Indeed, biochemist Douglas’s desperation to patch up his family leads him to try (with a scientific meticulousness) just a bit too hard to make the holiday perfect. Tracking their journey across various European cities, Nicholls offers us some much-needed escapism on the continent. His descriptions of the at-once thrilling and uncomfortable feeling of being abroad particularly resonated for me from Madrid, and I can empathise with Douglas’s reaction to Paris, “captivated by the wonderful wrongness of it all.”
Yet there is also something reassuring in following the all-too common interactions of this family holiday. We all know someone inclined to plan excessively like Douglas, crafting a detailed itinerary (in polypropylene wallets) and even advising himself “to maintain a sense of fun and spontaneity” at all times. More tragically, the reader can recognise the subsequent frustration of Douglas’s 17-year-old son Albie, whose attitude toward his father borders on derision. Indeed, their troubled relationship jeopardises Douglas’s grand hopes for a once-in-a-lifetime holiday for his family.
For me, the great comfort of Us lies in the nuance and plausibility of its characters, both likeable and flawed. Connie and Douglas are a seemingly mismatched pair, and Nicholls shows us, with warmth of emotion, both their love and differences through lengthy flashbacks of their relationship. Douglas’s overly cautious character, in contrast to his artistic and free-spirited wife, is obvious all the way down to the minutiae: Connie “likes to ‘leave dishes to soak’, an act of self-deception that I’ve always abhorred.”

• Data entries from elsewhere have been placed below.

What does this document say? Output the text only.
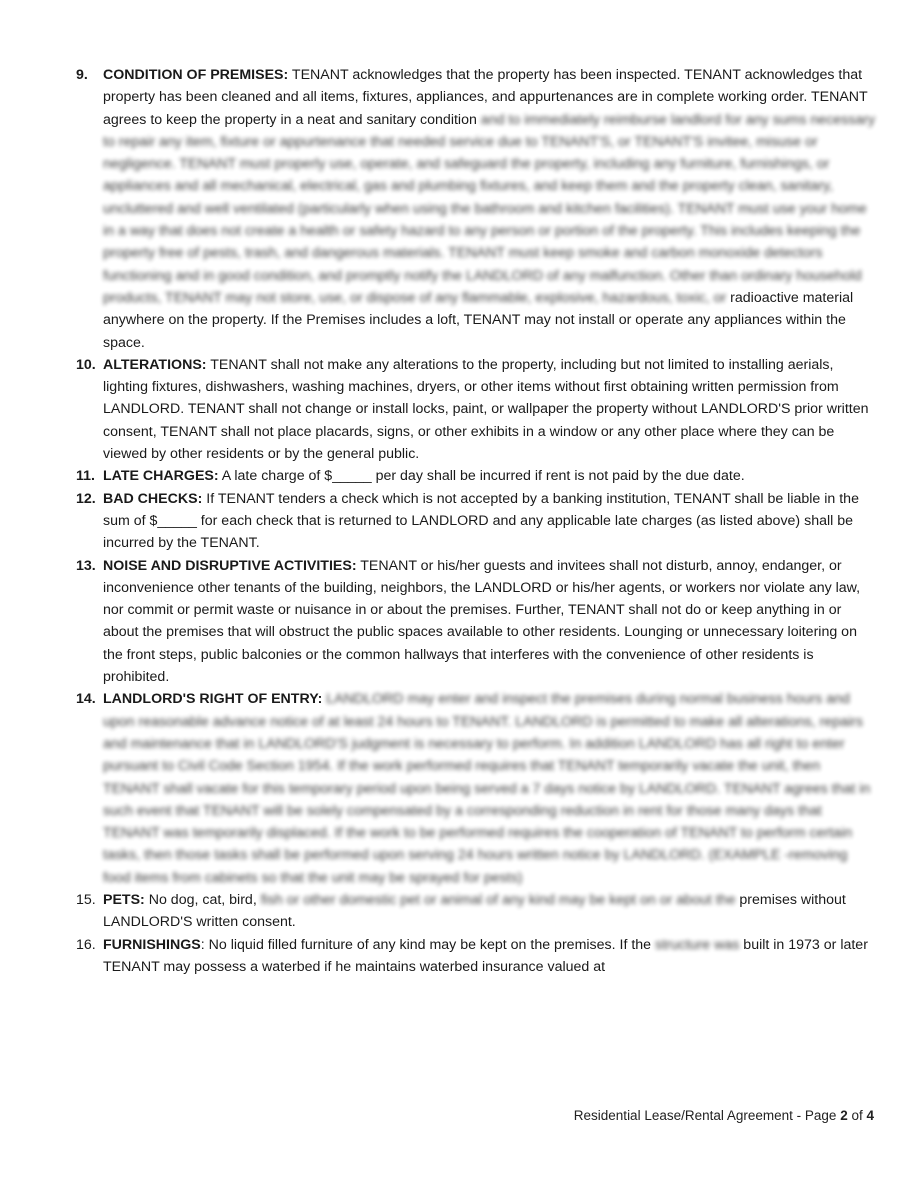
9. CONDITION OF PREMISES: TENANT acknowledges that the property has been inspected. TENANT acknowledges that property has been cleaned and all items, fixtures, appliances, and appurtenances are in complete working order. TENANT agrees to keep the property in a neat and sanitary condition and to immediately reimburse landlord for any sums necessary to repair any item, fixture or appurtenance that needed service due to TENANT'S, or TENANT'S invitee, misuse or negligence. TENANT must properly use, operate, and safeguard the property, including any furniture, furnishings, or appliances and all mechanical, electrical, gas and plumbing fixtures, and keep them and the property clean, sanitary, uncluttered and well ventilated (particularly when using the bathroom and kitchen facilities). TENANT must use your home in a way that does not create a health or safety hazard to any person or portion of the property. This includes keeping the property free of pests, trash, and dangerous materials. TENANT must keep smoke and carbon monoxide detectors functioning and in good condition, and promptly notify the LANDLORD of any malfunction. Other than ordinary household products, TENANT may not store, use, or dispose of any flammable, explosive, hazardous, toxic, or radioactive material anywhere on the property. If the Premises includes a loft, TENANT may not install or operate any appliances within the space.
10. ALTERATIONS: TENANT shall not make any alterations to the property, including but not limited to installing aerials, lighting fixtures, dishwashers, washing machines, dryers, or other items without first obtaining written permission from LANDLORD. TENANT shall not change or install locks, paint, or wallpaper the property without LANDLORD'S prior written consent, TENANT shall not place placards, signs, or other exhibits in a window or any other place where they can be viewed by other residents or by the general public.
11. LATE CHARGES: A late charge of $_____ per day shall be incurred if rent is not paid by the due date.
12. BAD CHECKS: If TENANT tenders a check which is not accepted by a banking institution, TENANT shall be liable in the sum of $_____ for each check that is returned to LANDLORD and any applicable late charges (as listed above) shall be incurred by the TENANT.
13. NOISE AND DISRUPTIVE ACTIVITIES: TENANT or his/her guests and invitees shall not disturb, annoy, endanger, or inconvenience other tenants of the building, neighbors, the LANDLORD or his/her agents, or workers nor violate any law, nor commit or permit waste or nuisance in or about the premises. Further, TENANT shall not do or keep anything in or about the premises that will obstruct the public spaces available to other residents. Lounging or unnecessary loitering on the front steps, public balconies or the common hallways that interferes with the convenience of other residents is prohibited.
14. LANDLORD'S RIGHT OF ENTRY: LANDLORD may enter and inspect the premises during normal business hours and upon reasonable advance notice of at least 24 hours to TENANT. LANDLORD is permitted to make all alterations, repairs and maintenance that in LANDLORD'S judgment is necessary to perform. In addition LANDLORD has all right to enter pursuant to Civil Code Section 1954. If the work performed requires that TENANT temporarily vacate the unit, then TENANT shall vacate for this temporary period upon being served a 7 days notice by LANDLORD. TENANT agrees that in such event that TENANT will be solely compensated by a corresponding reduction in rent for those many days that TENANT was temporarily displaced. If the work to be performed requires the cooperation of TENANT to perform certain tasks, then those tasks shall be performed upon serving 24 hours written notice by LANDLORD. (EXAMPLE -removing food items from cabinets so that the unit may be sprayed for pests)
15. PETS: No dog, cat, bird, fish or other domestic pet or animal of any kind may be kept on or about the premises without LANDLORD'S written consent.
16. FURNISHINGS: No liquid filled furniture of any kind may be kept on the premises. If the structure was built in 1973 or later TENANT may possess a waterbed if he maintains waterbed insurance valued at
Residential Lease/Rental Agreement - Page 2 of 4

Despite his flaws, Douglas is a sympathetic character. As Nicholls traces his marriage back to its origins, his underlying insecurity is clear, aware that his devotion to Connie will always be a bit more than hers to him. His distinct lack of charisma is perhaps why Nicholls describes him as the “antidote” to the brashness and arrogance of Dexter in One Day. Despite this, his love for Connie and his son is never in doubt, albeit rarely communicated.
In typical Nicholls style, the novel’s conclusion succeeds in being both poignant and heart-warming, resisting the genre’s cliché of a happy ending. For me, it is his compassionate, non-judgemental portrayal of the nuances of the family that make it a great comfort read. Rather than relying on melodrama, Nicholls uses his power of observation to find the extraordinary in an ordinary family, something we all need at this difficult time.